Automatically Increasing Fault Tolerance in Distributed Systems
Bazzi, Rida Adnan
MetadataShow full item record
Developing fault-tolerant distributed protocols is a difficult task. The difficulty of this task increases with the severity of the failures to be tolerated. One way to deal with this difficulty is to develop protocols tolerant of benign failures and then transform these protocols into ones that are tolerant of more severe failures. This transformation mechanism is called a translation. This dissertation considers a variety of processor failures and synchrony models. The failures studied range from simple stopping failures to arbitrary faulty behavior.
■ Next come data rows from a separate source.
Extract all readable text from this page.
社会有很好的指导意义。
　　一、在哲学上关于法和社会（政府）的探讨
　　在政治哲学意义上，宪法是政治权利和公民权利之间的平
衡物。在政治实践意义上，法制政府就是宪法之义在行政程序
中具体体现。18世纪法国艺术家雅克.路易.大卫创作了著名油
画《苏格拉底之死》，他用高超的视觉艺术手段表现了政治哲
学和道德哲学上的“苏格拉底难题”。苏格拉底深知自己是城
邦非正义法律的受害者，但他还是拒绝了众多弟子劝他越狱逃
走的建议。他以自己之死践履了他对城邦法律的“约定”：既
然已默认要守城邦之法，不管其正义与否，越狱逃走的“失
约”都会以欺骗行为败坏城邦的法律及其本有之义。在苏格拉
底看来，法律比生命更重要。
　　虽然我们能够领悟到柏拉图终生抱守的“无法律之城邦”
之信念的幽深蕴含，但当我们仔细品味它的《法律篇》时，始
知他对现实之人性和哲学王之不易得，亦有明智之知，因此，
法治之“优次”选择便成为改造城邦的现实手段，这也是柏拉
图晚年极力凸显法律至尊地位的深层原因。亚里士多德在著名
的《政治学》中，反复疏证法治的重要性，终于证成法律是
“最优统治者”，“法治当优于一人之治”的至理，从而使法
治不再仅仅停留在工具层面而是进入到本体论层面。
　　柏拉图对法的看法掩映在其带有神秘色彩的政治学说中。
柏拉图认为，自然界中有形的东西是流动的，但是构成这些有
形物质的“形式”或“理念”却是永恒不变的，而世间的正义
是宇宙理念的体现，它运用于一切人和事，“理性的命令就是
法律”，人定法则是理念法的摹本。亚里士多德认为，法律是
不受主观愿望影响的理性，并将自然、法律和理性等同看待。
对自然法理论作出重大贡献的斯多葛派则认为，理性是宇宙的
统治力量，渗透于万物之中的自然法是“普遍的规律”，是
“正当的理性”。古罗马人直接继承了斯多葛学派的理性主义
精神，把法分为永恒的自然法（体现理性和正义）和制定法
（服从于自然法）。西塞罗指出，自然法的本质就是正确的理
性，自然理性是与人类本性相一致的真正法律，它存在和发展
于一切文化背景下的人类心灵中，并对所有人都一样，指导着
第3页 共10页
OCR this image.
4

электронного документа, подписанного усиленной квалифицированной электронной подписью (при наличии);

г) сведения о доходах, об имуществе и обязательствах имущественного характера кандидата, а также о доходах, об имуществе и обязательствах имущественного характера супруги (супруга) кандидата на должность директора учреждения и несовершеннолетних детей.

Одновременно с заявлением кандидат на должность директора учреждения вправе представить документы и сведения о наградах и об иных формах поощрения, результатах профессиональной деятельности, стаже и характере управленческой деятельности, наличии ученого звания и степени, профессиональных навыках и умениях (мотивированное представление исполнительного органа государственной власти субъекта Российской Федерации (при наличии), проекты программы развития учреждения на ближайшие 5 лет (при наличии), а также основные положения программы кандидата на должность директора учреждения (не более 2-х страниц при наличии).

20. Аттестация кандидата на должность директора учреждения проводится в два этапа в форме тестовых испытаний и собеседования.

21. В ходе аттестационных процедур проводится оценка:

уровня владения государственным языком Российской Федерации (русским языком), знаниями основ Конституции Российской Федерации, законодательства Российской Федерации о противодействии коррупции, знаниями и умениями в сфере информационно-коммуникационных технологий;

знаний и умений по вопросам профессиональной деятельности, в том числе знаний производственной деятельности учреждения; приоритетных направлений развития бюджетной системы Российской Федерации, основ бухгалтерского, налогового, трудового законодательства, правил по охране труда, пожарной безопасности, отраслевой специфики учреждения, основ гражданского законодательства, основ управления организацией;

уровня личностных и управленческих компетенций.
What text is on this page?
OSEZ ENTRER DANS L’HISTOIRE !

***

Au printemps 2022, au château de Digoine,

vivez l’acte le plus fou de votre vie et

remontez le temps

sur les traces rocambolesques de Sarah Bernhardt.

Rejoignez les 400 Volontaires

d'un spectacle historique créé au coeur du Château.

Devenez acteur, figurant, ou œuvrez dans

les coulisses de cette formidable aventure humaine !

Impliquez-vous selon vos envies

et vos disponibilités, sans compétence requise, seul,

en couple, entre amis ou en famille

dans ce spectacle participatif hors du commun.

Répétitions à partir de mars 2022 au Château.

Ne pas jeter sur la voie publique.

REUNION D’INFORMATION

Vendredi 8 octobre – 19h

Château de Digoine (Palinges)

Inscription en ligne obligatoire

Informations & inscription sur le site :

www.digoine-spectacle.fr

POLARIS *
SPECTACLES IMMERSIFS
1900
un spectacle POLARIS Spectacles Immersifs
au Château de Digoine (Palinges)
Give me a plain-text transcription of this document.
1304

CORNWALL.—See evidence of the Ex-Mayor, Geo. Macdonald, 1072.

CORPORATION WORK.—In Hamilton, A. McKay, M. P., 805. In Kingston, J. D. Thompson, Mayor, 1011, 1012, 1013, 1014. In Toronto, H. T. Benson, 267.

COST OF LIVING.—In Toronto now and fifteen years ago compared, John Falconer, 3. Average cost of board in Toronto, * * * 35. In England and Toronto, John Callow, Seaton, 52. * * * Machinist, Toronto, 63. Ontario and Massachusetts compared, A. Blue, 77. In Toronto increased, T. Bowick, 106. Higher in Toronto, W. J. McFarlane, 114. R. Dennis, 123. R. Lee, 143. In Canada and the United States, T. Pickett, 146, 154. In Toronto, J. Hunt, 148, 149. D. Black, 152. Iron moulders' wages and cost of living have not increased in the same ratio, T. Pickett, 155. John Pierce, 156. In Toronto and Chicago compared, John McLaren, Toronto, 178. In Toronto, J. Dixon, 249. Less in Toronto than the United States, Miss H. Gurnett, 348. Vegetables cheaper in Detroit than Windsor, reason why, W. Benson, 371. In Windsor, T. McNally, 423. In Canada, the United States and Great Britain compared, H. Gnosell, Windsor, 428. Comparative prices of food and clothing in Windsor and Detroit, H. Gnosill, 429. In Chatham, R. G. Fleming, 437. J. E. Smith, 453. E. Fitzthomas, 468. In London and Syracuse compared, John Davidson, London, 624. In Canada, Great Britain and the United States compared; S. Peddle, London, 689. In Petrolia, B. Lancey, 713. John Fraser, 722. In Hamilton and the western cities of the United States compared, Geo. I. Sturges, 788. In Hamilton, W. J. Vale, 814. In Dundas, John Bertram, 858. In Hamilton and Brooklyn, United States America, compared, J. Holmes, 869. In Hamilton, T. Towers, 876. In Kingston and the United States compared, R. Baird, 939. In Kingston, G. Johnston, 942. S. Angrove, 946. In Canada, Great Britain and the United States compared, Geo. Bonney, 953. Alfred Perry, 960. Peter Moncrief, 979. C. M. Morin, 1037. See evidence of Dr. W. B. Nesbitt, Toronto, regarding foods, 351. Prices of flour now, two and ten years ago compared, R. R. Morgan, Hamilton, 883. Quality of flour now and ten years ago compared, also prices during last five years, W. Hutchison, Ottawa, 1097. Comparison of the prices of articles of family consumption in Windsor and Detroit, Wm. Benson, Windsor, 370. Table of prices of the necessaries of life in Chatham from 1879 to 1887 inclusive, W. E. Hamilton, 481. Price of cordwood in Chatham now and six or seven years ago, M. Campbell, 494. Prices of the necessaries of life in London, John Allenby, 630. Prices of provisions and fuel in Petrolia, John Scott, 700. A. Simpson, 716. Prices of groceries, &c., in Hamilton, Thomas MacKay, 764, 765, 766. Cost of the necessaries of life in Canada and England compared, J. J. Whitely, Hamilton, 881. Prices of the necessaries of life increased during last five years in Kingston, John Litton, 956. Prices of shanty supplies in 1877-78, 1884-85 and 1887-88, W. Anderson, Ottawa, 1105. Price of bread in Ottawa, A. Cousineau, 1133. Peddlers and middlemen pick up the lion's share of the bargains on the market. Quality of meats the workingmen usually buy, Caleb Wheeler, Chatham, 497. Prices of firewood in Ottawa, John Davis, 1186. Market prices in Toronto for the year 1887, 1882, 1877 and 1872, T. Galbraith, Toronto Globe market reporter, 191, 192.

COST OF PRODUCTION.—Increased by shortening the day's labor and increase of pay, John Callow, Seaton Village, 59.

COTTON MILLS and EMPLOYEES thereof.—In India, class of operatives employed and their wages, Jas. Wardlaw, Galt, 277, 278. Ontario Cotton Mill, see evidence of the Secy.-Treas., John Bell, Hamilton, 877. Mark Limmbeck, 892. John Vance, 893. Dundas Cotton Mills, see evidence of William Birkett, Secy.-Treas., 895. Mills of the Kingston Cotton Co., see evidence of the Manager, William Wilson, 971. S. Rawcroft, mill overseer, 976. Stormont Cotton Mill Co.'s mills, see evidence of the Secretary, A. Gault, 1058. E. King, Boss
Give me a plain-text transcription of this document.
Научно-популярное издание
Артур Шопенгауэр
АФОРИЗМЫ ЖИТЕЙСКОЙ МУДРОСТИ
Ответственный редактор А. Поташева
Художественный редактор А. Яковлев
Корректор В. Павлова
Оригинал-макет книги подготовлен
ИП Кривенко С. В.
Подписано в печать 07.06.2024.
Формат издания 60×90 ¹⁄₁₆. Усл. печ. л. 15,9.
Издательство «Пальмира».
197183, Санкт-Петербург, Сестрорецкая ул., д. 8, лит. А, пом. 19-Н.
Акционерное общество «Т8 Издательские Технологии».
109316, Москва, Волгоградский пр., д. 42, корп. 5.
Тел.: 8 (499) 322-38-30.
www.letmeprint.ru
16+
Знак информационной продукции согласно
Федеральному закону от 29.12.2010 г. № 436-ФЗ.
The synchrony models range from systems in which processors are fully synchronized (synchronous systems) to systems in which processors are not synchronized at all (asynchronous systems). For synchronous systems, this dissertation presents a complete study of the relationship between fault-tolerance and round complexity of translations. It develops new translations that are optimal and proves that some previously developed translations are optimal. For asynchronous systems, it proves that some previously developed translations are optimal. For systems that are only partially synchronous this dissertation discusses some of the issues involved in designing efficient translations. For all synchrony models, the dissertation gives general definitions of translations and of measures to evaluate their performance. The two measures considered are communication complexity and fault-tolerance. Communication complexity is the communication overhead incurred when using a translation. Fault-tolerance is the maximum proportion of processors that can be faulty without affecting the correctness of the translations.